In any event, mindful that plaintiff must be accorded the benefit of every favorable inference, the Court finds that defendant has failed to establish her entitlement to dismissal of the second cause of action on the grounds of failure to state a cause of action.

Based upon the foregoing, defendant's motion to dismiss is granted to the extent that plaintiff's first cause of action is dismissed, and the motion is otherwise denied.



Plaintiff's Cross Motion

For the reasons set forth above, the Court is not able to make any findings "as a matter of law" at this juncture (CPLR 3212 [b]). Plaintiff's cross motion pursuant to CPLR 3211 (c) to treat both the motion and cross motion as ones for summary judgment and grant judgment in favor of plaintiff is therefore denied.

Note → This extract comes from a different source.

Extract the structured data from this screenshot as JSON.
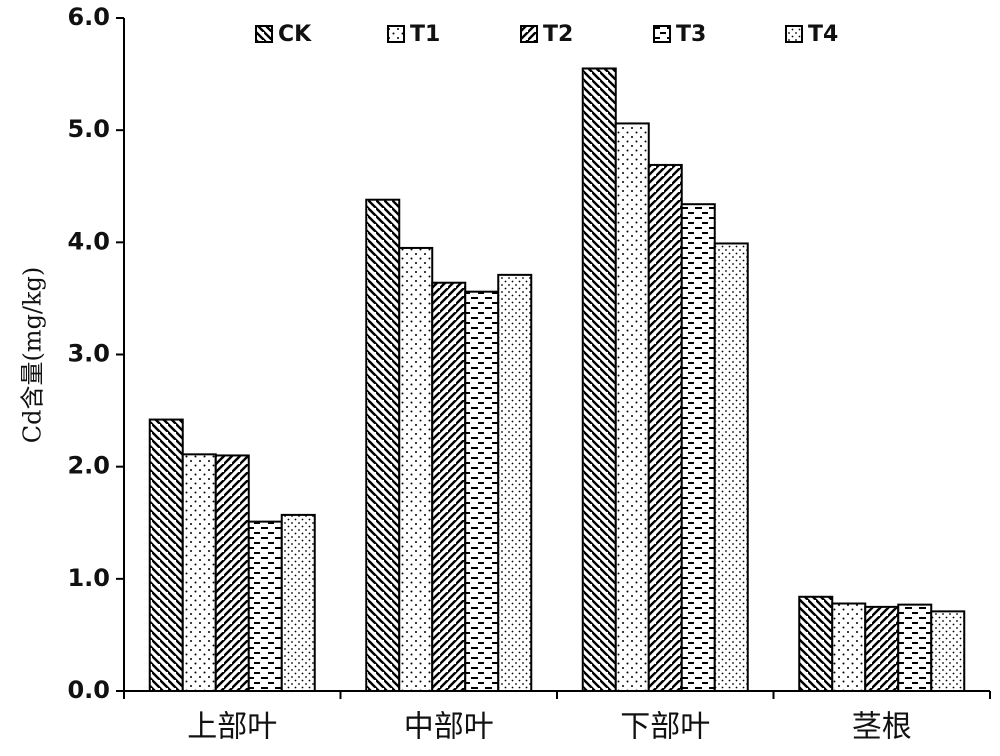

Briefly, the Court notes that plaintiff has submitted the affidavit of Bruce Carr, Esq. in support of her cross motion. While Carr is a partner in the law firm that represents plaintiff, the affidavit presents his expert opinion as "principal in the title company known as Caldwell Abstract and Title, Inc." Defendant contends that this expert opinion raises the prospect of possible disqualification of plaintiff's counsel under Rules of Professional Conduct (22 NYCRR 1200) rule 3.7 (b) (1), which provides that "[a] lawyer may not act as advocate before a tribunal in a matter if another lawyer in the lawyer's firm is likely to be called as a witness on a significant issue other than on behalf of the client, and it is apparent that the testimony may be prejudicial to the client." More specifically, defendant contends that she will subpoena Carr and representatives from his title company as witnesses—if this matter proceeds to trial—and establish that they would not in fact have issued title without the mortgage payoff, which would be prejudicial to plaintiff. The Court, however, finds this contention to be premature.

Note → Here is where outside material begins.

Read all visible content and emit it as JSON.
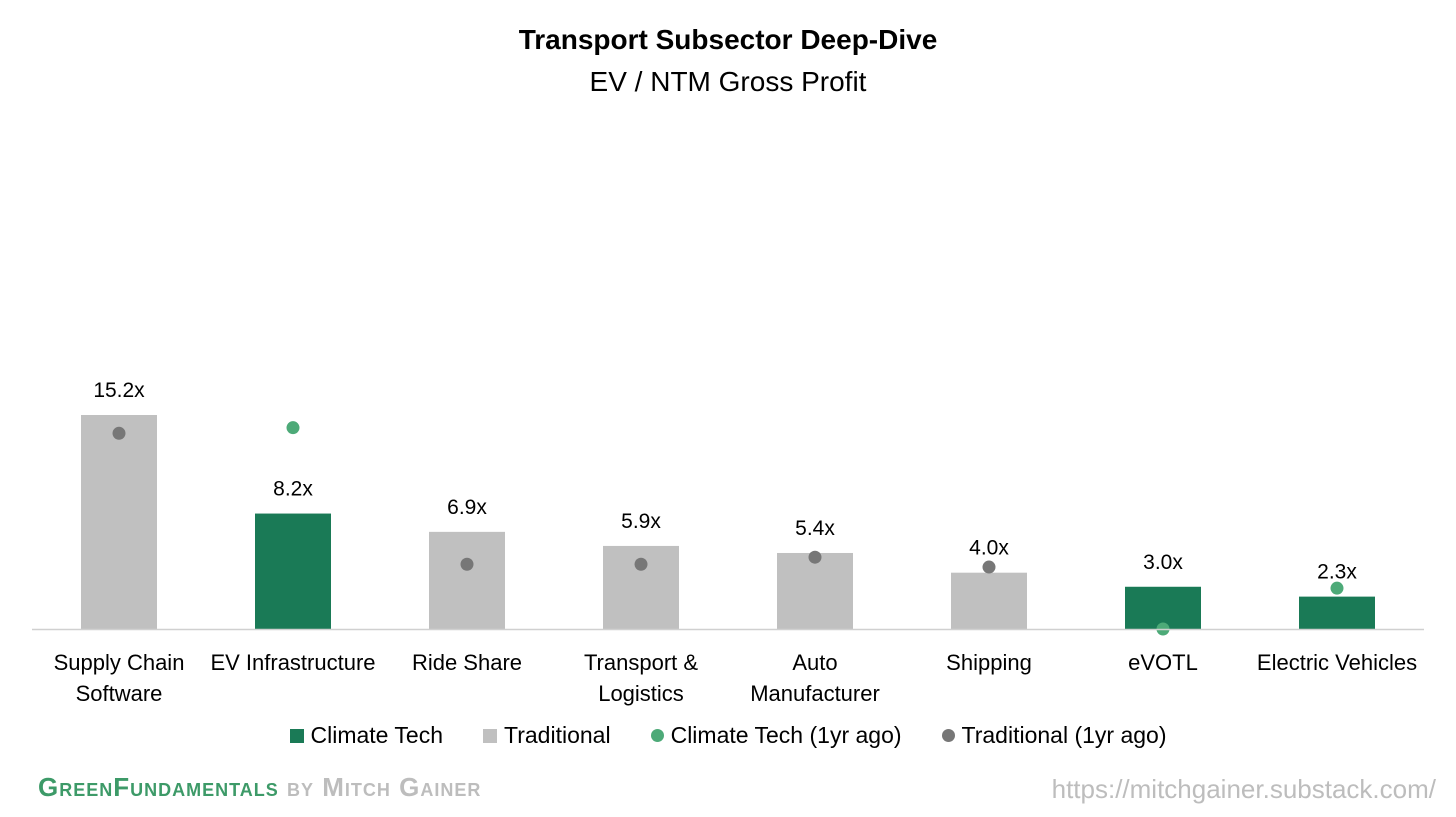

Counsel are hereby directed to appear for a preliminary conference on March 9, 2021 at 10:00 A.M., with the conference to be conducted virtually using Microsoft Teams. Further instruction in this regard will be sent under separate cover. In lieu of this appearance, counsel may also complete a Preliminary Conference Stipulation and Order—which form is available online at http://ww2.nycourts.gov/courts/4jd/motion-terms-rules.shtmlNo.r —and submit the same to the Court at least forty-eight (48) hours prior to the conference.

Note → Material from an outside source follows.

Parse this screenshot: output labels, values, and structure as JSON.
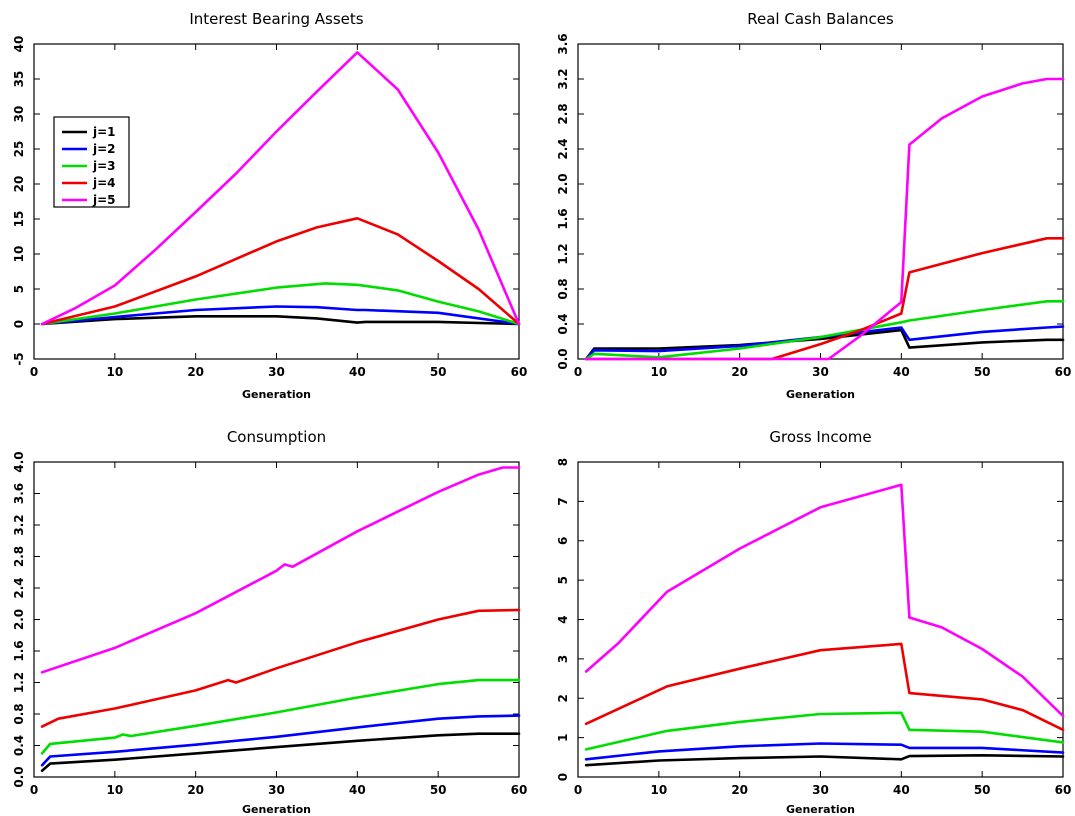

Therefore, having considered NYSCEF documents 3, 4, 5, 6, 7, 8, 9, 10, 11, 12, 13, 14, 15, 18, 19, 20, 21, 22, 23, 24, 25, 26, 27, 28, 29 and 33, and oral argument having been heard on January 13, 2021 with Bruce Carr, Esq. appearing on behalf of plaintiff and David Cabaniss, Esq. appearing on behalf of defendant, it is hereby

ORDERED that defendant's motion to dismiss is granted to the extent that plaintiff's first cause of action is dismissed, and the motion is otherwise denied; and it is further

ORDERED that plaintiff's cross motion to treat both the motion and cross motion as ones for summary judgment and grant judgment in favor of plaintiff is denied in its entirety; and it is further;

ORDERED that counsel shall appear for a preliminary conference on March 9, 2021 at 10:00 A.M., with the conference to be conducted virtually using Microsoft Teams or, in lieu of this appearance, counsel may complete a Preliminary Conference Stipulation and Order and submit the same to the Court at least forty-eight (48) hours prior to the conference.

The original of this Decision and Order has been e-filed by the Court. Counsel for plaintiff is hereby directed to promptly obtain a copy of the e-filed Decision and Order for service with notice of entry upon defendant in accordance with CPLR 5513.



Dated: February 11, 2021

Lake George, New York

ROBERT J. MULLER, J.S.C. Footnotes

Footnote 1:While the complaint does not separate these causes of action — instead combining them in a single paragraph — they have been separated for purposes of this discussion and will hereinafter be referred to as plaintiff's first and second causes of action, respectively.

Footnote 2:The President of Maple Abstract has submitted an affirmation confirming that "[i]f the mortgage had not been satisfied and discharged, Maple Abstract would not have issued the title policies in [the sales] transactions."

Footnote 3:The Court notes that the loan agreement is not part of the record.